It’s literally high noon for Julian Assange; the founder of WikiLeaks claims that he will leave the Ecuadorian embassy in London at noon GMT on Friday, February the 5th- if a UN investigation determines that he had not been illegally detained.
He will agree to allow British police to arrest him on Friday if a UN investigation into the three and a half years he has been forced to stay in the Ecuadorian embassy determines that he was not illegally detained.
The UN working group on arbitrary detention will submit its ruling on Assange on Friday morning, GMT.
Assange said in a WikiLeaks statement released on Twitter that he would leave if found not to have been illegally detained.
However, if the ruling is in his favor, he demanded fair treatment, that his passport be returned and authorities should stop trying to imprison him.
“Should the UN announce tomorrow that I have lost my case against the United Kingdom and Sweden,I shall exit the embassy at noon on Friday to accept arrest by British police as there is no meaningful prospect of further appeal.
“However, should I prevail and the state parties be found to have acted unlawfully, I expect the immediate return of my passport and the termination of further attempts to arrest me.”
Swedish authorities sought his extradition so that they could question him for two allegations of sexual assault made by two women.

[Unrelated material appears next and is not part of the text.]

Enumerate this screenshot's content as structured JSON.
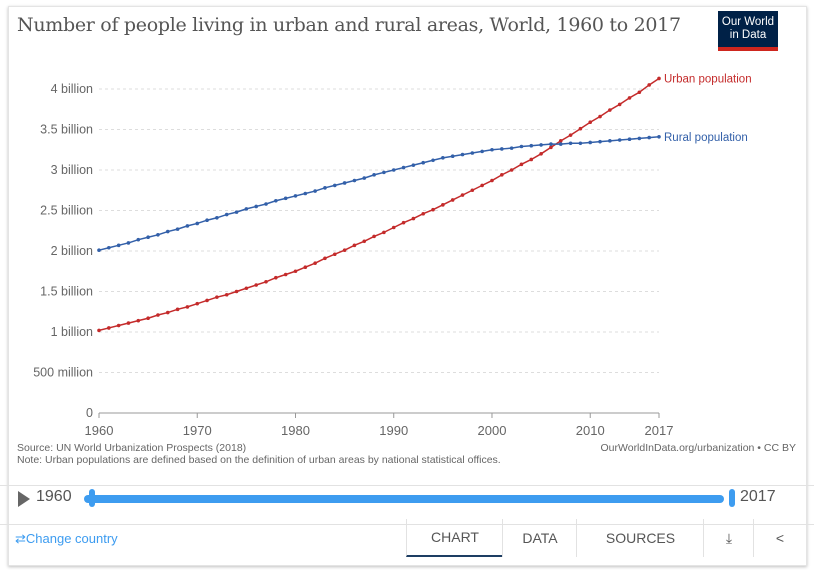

Assange has pointed out that the demands to be questioned in Sweden would lead to further extradition to the US, which might still be investigating the publication of theAfghan war diary and United States diplomatic cables on WikiLeaks.

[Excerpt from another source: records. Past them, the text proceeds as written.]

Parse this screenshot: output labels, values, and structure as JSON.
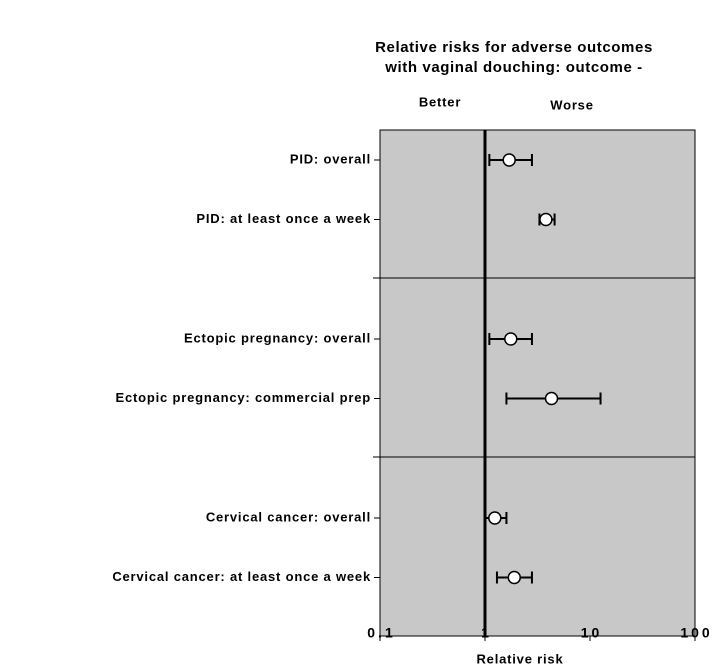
{
  "chart_data": {
    "type": "forest",
    "title": [
      "Relative risks for adverse outcomes",
      "with vaginal douching: outcome -"
    ],
    "side_labels": [
      "Better",
      "Worse"
    ],
    "x_label": "Relative risk",
    "categories": [
      "PID: overall",
      "PID: at least once a week",
      "Ectopic pregnancy: overall",
      "Ectopic pregnancy: commercial prep",
      "Cervical cancer: overall",
      "Cervical cancer: at least once a week"
    ],
    "values": [
      1.7,
      3.8,
      1.76,
      4.3,
      1.24,
      1.9
    ],
    "lower": [
      1.1,
      3.3,
      1.1,
      1.6,
      1.0,
      1.3
    ],
    "upper": [
      2.8,
      4.6,
      2.8,
      12.6,
      1.6,
      2.8
    ],
    "xlim": [
      0.1,
      100
    ],
    "xticks": [
      0.1,
      1,
      10,
      100
    ],
    "log_x": true,
    "reference_line": 1,
    "background": "#c8c8c8"
  }
}
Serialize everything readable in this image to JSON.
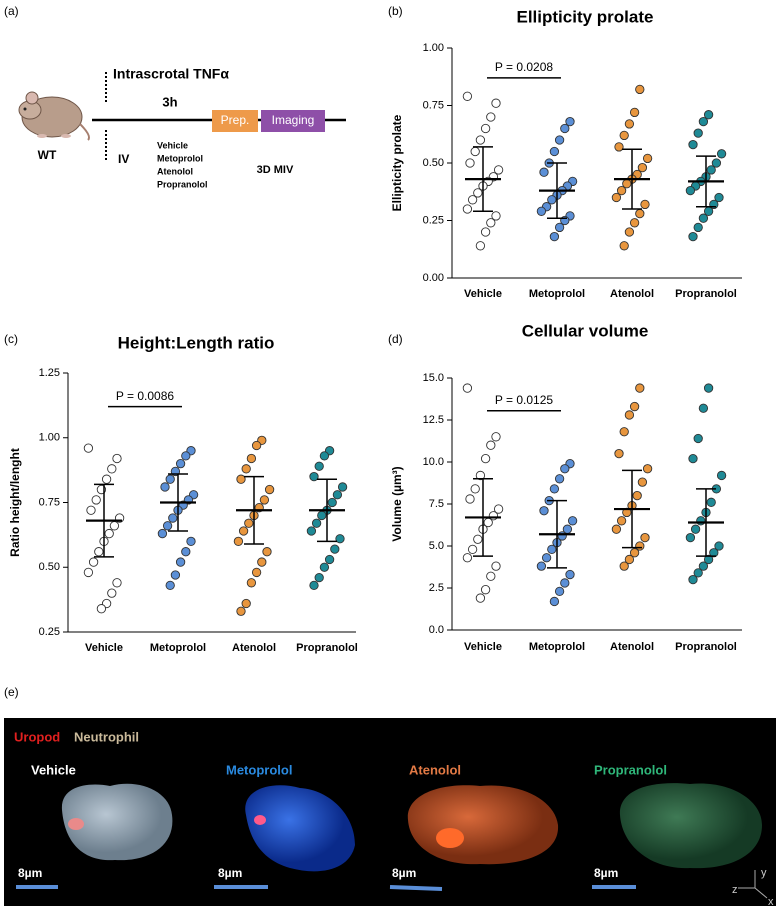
{
  "panel_labels": {
    "a": "(a)",
    "b": "(b)",
    "c": "(c)",
    "d": "(d)",
    "e": "(e)"
  },
  "schematic": {
    "stimulus": "Intrascrotal TNFα",
    "duration": "3h",
    "strain": "WT",
    "route": "IV",
    "treatments": [
      "Vehicle",
      "Metoprolol",
      "Atenolol",
      "Propranolol"
    ],
    "prep": "Prep.",
    "imaging": "Imaging",
    "method": "3D MIV"
  },
  "chart_data": [
    {
      "type": "dotplot",
      "title": "Ellipticity prolate",
      "y_label": "Ellipticity prolate",
      "categories": [
        "Vehicle",
        "Metoprolol",
        "Atenolol",
        "Propranolol"
      ],
      "colors": [
        "#ffffff",
        "#5b8fd6",
        "#e8963e",
        "#1f8a96"
      ],
      "ylim": [
        0,
        1
      ],
      "yticks": [
        {
          "value": 0,
          "label": "0.00"
        },
        {
          "value": 0.25,
          "label": "0.25"
        },
        {
          "value": 0.5,
          "label": "0.50"
        },
        {
          "value": 0.75,
          "label": "0.75"
        },
        {
          "value": 1,
          "label": "1.00"
        }
      ],
      "points": [
        [
          0.79,
          0.76,
          0.7,
          0.65,
          0.6,
          0.55,
          0.5,
          0.47,
          0.44,
          0.42,
          0.4,
          0.37,
          0.34,
          0.3,
          0.27,
          0.24,
          0.2,
          0.14
        ],
        [
          0.68,
          0.65,
          0.6,
          0.55,
          0.5,
          0.46,
          0.42,
          0.4,
          0.38,
          0.36,
          0.34,
          0.31,
          0.29,
          0.27,
          0.25,
          0.22,
          0.18
        ],
        [
          0.82,
          0.72,
          0.67,
          0.62,
          0.57,
          0.52,
          0.48,
          0.45,
          0.43,
          0.41,
          0.38,
          0.35,
          0.32,
          0.28,
          0.24,
          0.2,
          0.14
        ],
        [
          0.71,
          0.68,
          0.63,
          0.58,
          0.54,
          0.5,
          0.47,
          0.44,
          0.42,
          0.4,
          0.38,
          0.35,
          0.32,
          0.29,
          0.26,
          0.22,
          0.18
        ]
      ],
      "mean": [
        0.43,
        0.38,
        0.43,
        0.42
      ],
      "sd": [
        0.14,
        0.12,
        0.13,
        0.11
      ],
      "annotation": "P = 0.0208"
    },
    {
      "type": "dotplot",
      "title": "Height:Length ratio",
      "y_label": "Ratio height/lenght",
      "categories": [
        "Vehicle",
        "Metoprolol",
        "Atenolol",
        "Propranolol"
      ],
      "colors": [
        "#ffffff",
        "#5b8fd6",
        "#e8963e",
        "#1f8a96"
      ],
      "ylim": [
        0.25,
        1.25
      ],
      "yticks": [
        {
          "value": 0.25,
          "label": "0.25"
        },
        {
          "value": 0.5,
          "label": "0.50"
        },
        {
          "value": 0.75,
          "label": "0.75"
        },
        {
          "value": 1,
          "label": "1.00"
        },
        {
          "value": 1.25,
          "label": "1.25"
        }
      ],
      "points": [
        [
          0.96,
          0.92,
          0.88,
          0.84,
          0.8,
          0.76,
          0.72,
          0.69,
          0.66,
          0.63,
          0.6,
          0.56,
          0.52,
          0.48,
          0.44,
          0.4,
          0.36,
          0.34
        ],
        [
          0.95,
          0.93,
          0.9,
          0.87,
          0.84,
          0.81,
          0.78,
          0.76,
          0.74,
          0.72,
          0.69,
          0.66,
          0.63,
          0.6,
          0.56,
          0.52,
          0.47,
          0.43
        ],
        [
          0.99,
          0.97,
          0.92,
          0.88,
          0.84,
          0.8,
          0.76,
          0.73,
          0.7,
          0.67,
          0.64,
          0.6,
          0.56,
          0.52,
          0.48,
          0.44,
          0.36,
          0.33
        ],
        [
          0.95,
          0.93,
          0.89,
          0.85,
          0.81,
          0.78,
          0.75,
          0.72,
          0.7,
          0.67,
          0.64,
          0.61,
          0.57,
          0.53,
          0.5,
          0.46,
          0.43
        ]
      ],
      "mean": [
        0.68,
        0.75,
        0.72,
        0.72
      ],
      "sd": [
        0.14,
        0.11,
        0.13,
        0.12
      ],
      "annotation": "P = 0.0086"
    },
    {
      "type": "dotplot",
      "title": "Cellular volume",
      "y_label": "Volume (µm³)",
      "categories": [
        "Vehicle",
        "Metoprolol",
        "Atenolol",
        "Propranolol"
      ],
      "colors": [
        "#ffffff",
        "#5b8fd6",
        "#e8963e",
        "#1f8a96"
      ],
      "ylim": [
        0,
        15
      ],
      "yticks": [
        {
          "value": 0,
          "label": "0.0"
        },
        {
          "value": 2.5,
          "label": "2.5"
        },
        {
          "value": 5,
          "label": "5.0"
        },
        {
          "value": 7.5,
          "label": "7.5"
        },
        {
          "value": 10,
          "label": "10.0"
        },
        {
          "value": 12.5,
          "label": "12.5"
        },
        {
          "value": 15,
          "label": "15.0"
        }
      ],
      "points": [
        [
          14.4,
          11.5,
          11.0,
          10.2,
          9.2,
          8.4,
          7.8,
          7.2,
          6.8,
          6.4,
          6.0,
          5.4,
          4.8,
          4.3,
          3.8,
          3.2,
          2.4,
          1.9
        ],
        [
          9.9,
          9.6,
          9.0,
          8.4,
          7.7,
          7.1,
          6.5,
          6.0,
          5.6,
          5.2,
          4.8,
          4.3,
          3.8,
          3.3,
          2.8,
          2.3,
          1.7
        ],
        [
          14.4,
          13.3,
          12.8,
          11.8,
          10.5,
          9.6,
          8.8,
          8.0,
          7.4,
          7.0,
          6.5,
          6.0,
          5.5,
          5.0,
          4.6,
          4.2,
          3.8
        ],
        [
          14.4,
          13.2,
          11.4,
          10.2,
          9.2,
          8.4,
          7.6,
          7.0,
          6.5,
          6.0,
          5.5,
          5.0,
          4.6,
          4.2,
          3.8,
          3.4,
          3.0
        ]
      ],
      "mean": [
        6.7,
        5.7,
        7.2,
        6.4
      ],
      "sd": [
        2.3,
        2.0,
        2.3,
        2.0
      ],
      "annotation": "P = 0.0125"
    }
  ],
  "imaging_panel": {
    "legend": [
      "Uropod",
      "Neutrophil"
    ],
    "cells": [
      "Vehicle",
      "Metoprolol",
      "Atenolol",
      "Propranolol"
    ],
    "scale_bar": "8µm",
    "axes": [
      "y",
      "z",
      "x"
    ]
  }
}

Chelsea Manning, the whistle-blower who provided the key documents used by WikiLeaks, was sentenced to 35 years in prison– the longest ever in a case involving a leak of US government information for the sole purpose of having it be known to the public. Her stay at the maximum-security prison in Fort Leavenworth includes the constant threat of indefinite solitary confinement. Assange understands that he faces a bleak future if extradited to the US.
The Swedish authorities have only recently agreed to question Assange in the embassy, rather than await his extradition to Sweden. Assange’s return would obviously render the agreement quite pointless.
“Julian has been offering his statement to the prosecutor by various means for five years [in total] and for three-and-a-half years since he went into the embassy – whether via videolink or by the prosecutor coming to London,” Kristinn Hrafnsson, a spokesman for WikiLeaks said.
“Let’s hope [the interview] can be carried out as soon as possible. Julian is very eager to get his point of view into the investigation.”
“When all necessary permits and arrangements are ready, the interview will be performed by the supporting prosecutor to the case, chief prosecutor Ingrid Isgren, together with a police investigator,” the Swedish Prosecution Authority said.
Late last year, Swedish authorities said that they were ceasing their inquiries into the two counts of alleged sexual molestation and one count of alleged unlawful coercion; the remaining allegation of rape was still the subject of inquiries.